Okay, that's a slight exaggeration. It wasn't a complete factory...but it was all the molds and fixtures and tools to make a Lotus 11 replica (called Kokopelli if you're googling), and it was lashed to a twin axle car trailer and it was right up there at the rated towing capacity of this compact pickup, 3500 pounds. Plus I had plenty of cargo on board the truck itself (likely approaching the rated cargo capacity of 1640 pounds if you include the weight of Yours Truly in the front seat).
I had two reasons for subjecting myself (and MPX) to the ordeal of a coast-to-coast trip with its maximum payload. The first, of course, is I needed to get all that equipment from its home to my home, and there was a continent in the way. The second is I wanted to do some real world testing with the standard hundred-horse engine in a variety of conditions, doing real truck stuff—the sort of work that makes people buy a pickup instead of a car.
Well I'll tell you, by the time I'd driven crossed the Appalachian Mountains, I'd decided that a hundred horsepower was the practical minimum with a load like this, and I hadn't even left Maryland yet. Most of my transcontinental trip was in fifth gear, but I saw a lot of fourth while approaching the Continental Divide, and no small amount of third gear in the steep stuff. And at one point, in some extremely steep stuff, I was creeping along in second, in the extreme right lane with the other professional truckers.

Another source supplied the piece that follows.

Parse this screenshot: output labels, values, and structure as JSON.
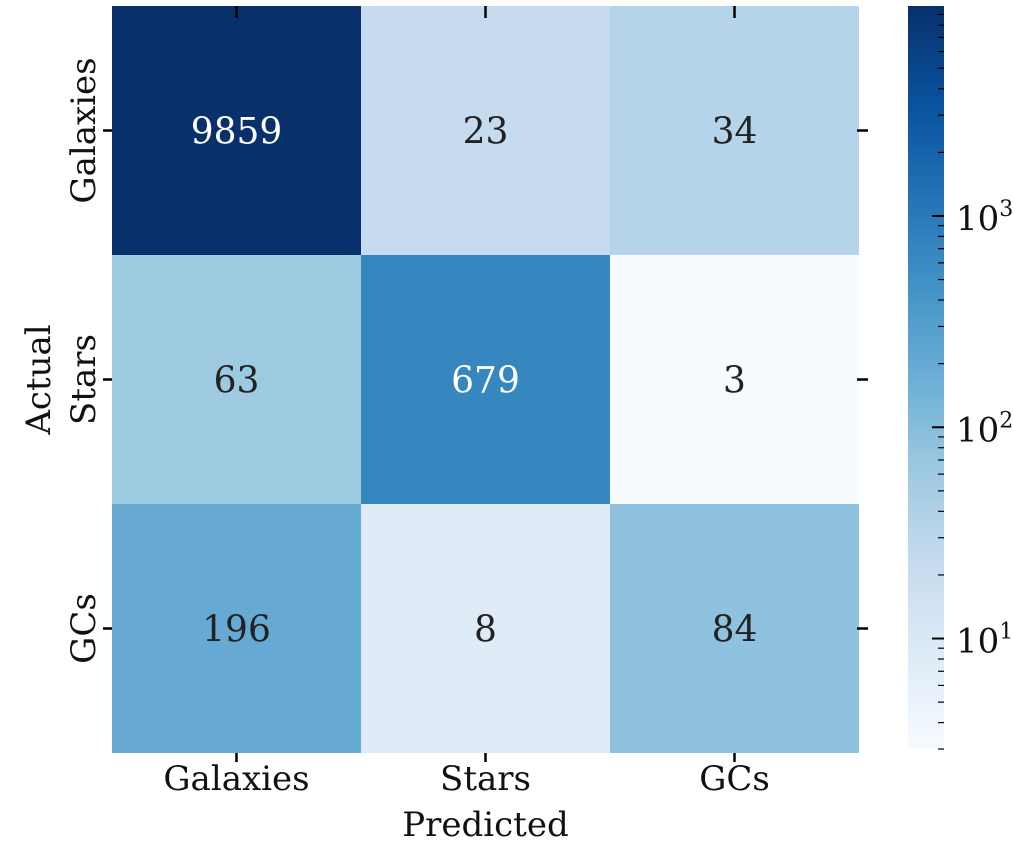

So don't I wish I owned a bigger truck with a bigger engine? Actually, I don't. I've had one comparably laden truck-and-trailer trip before, and that was back in '85. A long heavy haul every 30 years does not justify owning a specialized heavy hauler. If I hadn't been doing this MPX project, I might have rented a truck one-way, or found somebody who was driving a big pickup cross country and hired him or her to hook my trailer on the back. Mind you, if you haul loads like this often, it will probably be worth your while to have a big powerful pickup to haul it with, but if it's annually or less, you're probably better off renting a bigger truck for those occasional big loads, hiring somebody else to haul them, or accept that a little truck that's as good as a big truck 99 percent of the time is going to be in the slow lane for the 1 percent of the time that you're working at its limit.

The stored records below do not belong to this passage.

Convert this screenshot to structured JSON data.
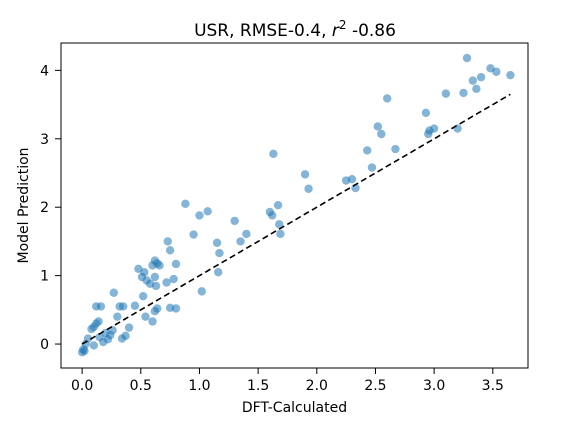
{
  "chart_data": {
    "type": "scatter",
    "title": "USR, RMSE-0.4, r² -0.86",
    "title_parts": {
      "prefix": "USR, RMSE-0.4, ",
      "r": "r",
      "sup": "2",
      "suffix": " -0.86"
    },
    "xlabel": "DFT-Calculated",
    "ylabel": "Model Prediction",
    "xlim": [
      -0.18,
      3.8
    ],
    "ylim": [
      -0.35,
      4.4
    ],
    "xticks": [
      0.0,
      0.5,
      1.0,
      1.5,
      2.0,
      2.5,
      3.0,
      3.5
    ],
    "xtick_labels": [
      "0.0",
      "0.5",
      "1.0",
      "1.5",
      "2.0",
      "2.5",
      "3.0",
      "3.5"
    ],
    "yticks": [
      0,
      1,
      2,
      3,
      4
    ],
    "ytick_labels": [
      "0",
      "1",
      "2",
      "3",
      "4"
    ],
    "grid": false,
    "point_color": "#1f77b4",
    "point_alpha": 0.55,
    "reference_line": {
      "style": "dashed",
      "color": "#000000",
      "x": [
        0.0,
        3.65
      ],
      "y": [
        0.0,
        3.65
      ]
    },
    "points": [
      [
        0.0,
        -0.12
      ],
      [
        0.01,
        -0.08
      ],
      [
        0.02,
        -0.1
      ],
      [
        0.03,
        0.0
      ],
      [
        0.05,
        0.08
      ],
      [
        0.08,
        0.22
      ],
      [
        0.1,
        0.25
      ],
      [
        0.12,
        0.3
      ],
      [
        0.14,
        0.33
      ],
      [
        0.12,
        0.55
      ],
      [
        0.16,
        0.55
      ],
      [
        0.1,
        -0.02
      ],
      [
        0.15,
        0.1
      ],
      [
        0.18,
        0.03
      ],
      [
        0.2,
        0.16
      ],
      [
        0.22,
        0.07
      ],
      [
        0.24,
        0.13
      ],
      [
        0.26,
        0.2
      ],
      [
        0.27,
        0.75
      ],
      [
        0.3,
        0.4
      ],
      [
        0.32,
        0.55
      ],
      [
        0.35,
        0.55
      ],
      [
        0.34,
        0.08
      ],
      [
        0.37,
        0.12
      ],
      [
        0.4,
        0.24
      ],
      [
        0.45,
        0.56
      ],
      [
        0.48,
        1.1
      ],
      [
        0.51,
        0.98
      ],
      [
        0.53,
        1.05
      ],
      [
        0.52,
        0.7
      ],
      [
        0.54,
        0.4
      ],
      [
        0.55,
        0.93
      ],
      [
        0.58,
        0.88
      ],
      [
        0.6,
        1.15
      ],
      [
        0.62,
        1.22
      ],
      [
        0.64,
        1.18
      ],
      [
        0.66,
        1.15
      ],
      [
        0.62,
        0.98
      ],
      [
        0.63,
        0.85
      ],
      [
        0.6,
        0.33
      ],
      [
        0.62,
        0.48
      ],
      [
        0.64,
        0.52
      ],
      [
        0.72,
        0.9
      ],
      [
        0.75,
        0.53
      ],
      [
        0.8,
        0.52
      ],
      [
        0.73,
        1.5
      ],
      [
        0.75,
        1.37
      ],
      [
        0.78,
        0.95
      ],
      [
        0.8,
        1.17
      ],
      [
        0.88,
        2.05
      ],
      [
        0.95,
        1.6
      ],
      [
        1.0,
        1.88
      ],
      [
        1.07,
        1.94
      ],
      [
        1.02,
        0.77
      ],
      [
        1.15,
        1.48
      ],
      [
        1.17,
        1.33
      ],
      [
        1.16,
        1.05
      ],
      [
        1.3,
        1.8
      ],
      [
        1.35,
        1.5
      ],
      [
        1.4,
        1.61
      ],
      [
        1.6,
        1.93
      ],
      [
        1.62,
        1.88
      ],
      [
        1.63,
        2.78
      ],
      [
        1.67,
        2.03
      ],
      [
        1.68,
        1.75
      ],
      [
        1.69,
        1.61
      ],
      [
        1.9,
        2.48
      ],
      [
        1.93,
        2.27
      ],
      [
        2.25,
        2.39
      ],
      [
        2.3,
        2.41
      ],
      [
        2.33,
        2.28
      ],
      [
        2.43,
        2.83
      ],
      [
        2.47,
        2.58
      ],
      [
        2.52,
        3.18
      ],
      [
        2.55,
        3.07
      ],
      [
        2.6,
        3.59
      ],
      [
        2.67,
        2.85
      ],
      [
        2.93,
        3.38
      ],
      [
        2.95,
        3.07
      ],
      [
        2.96,
        3.12
      ],
      [
        3.0,
        3.15
      ],
      [
        3.1,
        3.66
      ],
      [
        3.2,
        3.15
      ],
      [
        3.25,
        3.67
      ],
      [
        3.28,
        4.18
      ],
      [
        3.33,
        3.85
      ],
      [
        3.36,
        3.73
      ],
      [
        3.4,
        3.9
      ],
      [
        3.48,
        4.03
      ],
      [
        3.53,
        3.98
      ],
      [
        3.65,
        3.93
      ]
    ]
  }
}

There is one piece of modern technology that is essential if you're going to pull big loads with a small vehicle—don't forget that after you chug up that hill like The Little Engine That Could (“I think I can, I think I can...”) you're going to come down the other side, and that means the brakes on your trailer need to be up to the job. You need electric brakes (like the trailer in the photo has), or hydraulic brakes (some trailers have brake master cylinders built into the hitch), but don't expect your mini pickup to stop your maxi trailer by itself, 'cause it won't.